In November, the state's seasonally-adjusted unemployment rate decreased to 7.1 percent from the October rate of 7.5 percent. The number of unemployed residents was 152,584, a decrease of about 10,230, and employed residents increased by 6,343 from October to November to a total of 2,000,756.
The labor force was estimated at 2,153,340 people, reflecting a decline of 3,887.
Since November 2012, the unemployment rate has decreased by 1.5 percent, and the estimated number of unemployed people has declined by 34,674. Over the same period, 19,991 people found work, and 14,683 people left the labor force.
The national unemployment rate for November was estimated at 7.0 percent down from 7.3 percent in October.
With an increase of over 4,600 since last month, November's seasonally-adjusted, non-farm payrolls reached a year-high level of 1,907,100. This was the sixth over-the-month increase since May 2013.
The largest gains were in Government (+1,800); Leisure and Hospitality (+1,300); and Educational and Health Services (+1,100). Additional gains occurred in Professional and Business Services (+700); Manufacturing (+600); and Other Services (+200).
Industry declines were reported in Financial Activities (-600); Trade, Transportation, and Utilities (-200); and Information (-200). Construction had a minimal decline of 100.
Since November of 2012, seasonally-adjusted, non-farm jobs were up 34,100.

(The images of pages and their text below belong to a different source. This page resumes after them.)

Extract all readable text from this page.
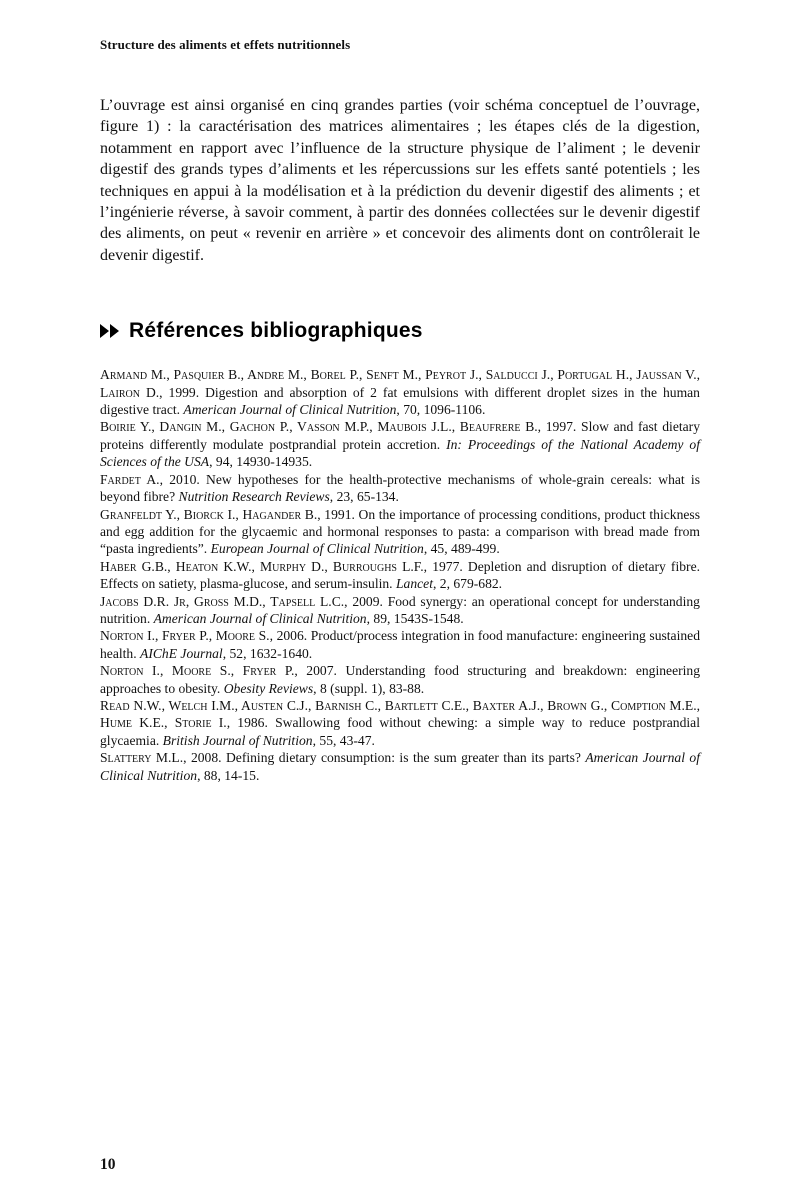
Structure des aliments et effets nutritionnels

L’ouvrage est ainsi organisé en cinq grandes parties (voir schéma conceptuel de l’ouvrage, figure 1) : la caractérisation des matrices alimentaires ; les étapes clés de la digestion, notamment en rapport avec l’influence de la structure physique de l’aliment ; le devenir digestif des grands types d’aliments et les répercussions sur les effets santé potentiels ; les techniques en appui à la modélisation et à la prédiction du devenir digestif des aliments ; et l’ingénierie réverse, à savoir comment, à partir des données collectées sur le devenir digestif des aliments, on peut « revenir en arrière » et concevoir des aliments dont on contrôlerait le devenir digestif.

Références bibliographiques

Armand M., Pasquier B., Andre M., Borel P., Senft M., Peyrot J., Salducci J., Portugal H., Jaussan V., Lairon D., 1999. Digestion and absorption of 2 fat emulsions with different droplet sizes in the human digestive tract. American Journal of Clinical Nutrition, 70, 1096-1106.

Boirie Y., Dangin M., Gachon P., Vasson M.P., Maubois J.L., Beaufrere B., 1997. Slow and fast dietary proteins differently modulate postprandial protein accretion. In: Proceedings of the National Academy of Sciences of the USA, 94, 14930-14935.

Fardet A., 2010. New hypotheses for the health-protective mechanisms of whole-grain cereals: what is beyond fibre? Nutrition Research Reviews, 23, 65-134.

Granfeldt Y., Biorck I., Hagander B., 1991. On the importance of processing conditions, product thickness and egg addition for the glycaemic and hormonal responses to pasta: a comparison with bread made from “pasta ingredients”. European Journal of Clinical Nutrition, 45, 489-499.

Haber G.B., Heaton K.W., Murphy D., Burroughs L.F., 1977. Depletion and disruption of dietary fibre. Effects on satiety, plasma-glucose, and serum-insulin. Lancet, 2, 679-682.

Jacobs D.R. Jr, Gross M.D., Tapsell L.C., 2009. Food synergy: an operational concept for understanding nutrition. American Journal of Clinical Nutrition, 89, 1543S-1548.

Norton I., Fryer P., Moore S., 2006. Product/process integration in food manufacture: engineering sustained health. AIChE Journal, 52, 1632-1640.

Norton I., Moore S., Fryer P., 2007. Understanding food structuring and breakdown: engineering approaches to obesity. Obesity Reviews, 8 (suppl. 1), 83-88.

Read N.W., Welch I.M., Austen C.J., Barnish C., Bartlett C.E., Baxter A.J., Brown G., Comption M.E., Hume K.E., Storie I., 1986. Swallowing food without chewing: a simple way to reduce postprandial glycaemia. British Journal of Nutrition, 55, 43-47.

Slattery M.L., 2008. Defining dietary consumption: is the sum greater than its parts? American Journal of Clinical Nutrition, 88, 14-15.

10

SC Department of Employment and Workforce Executive Director Cheryl M. Stanton's released this statement:
"Today's announcement is just another testament of the focus the state has on putting people back to work and driving down South Carolina's unemployment rate," said DEW Executive Director Cheryl M. Stanton. "This is the first time since July 2008 that the state's total employment reached over two million, and though we are happy to see the unemployment rate go down, we recognize that we still have a lot of work to do. In the year ahead, DEW will continue its efforts to facilitate matching available workers to available job openings and ensuring South Carolinians have the resources they need to increase their skills."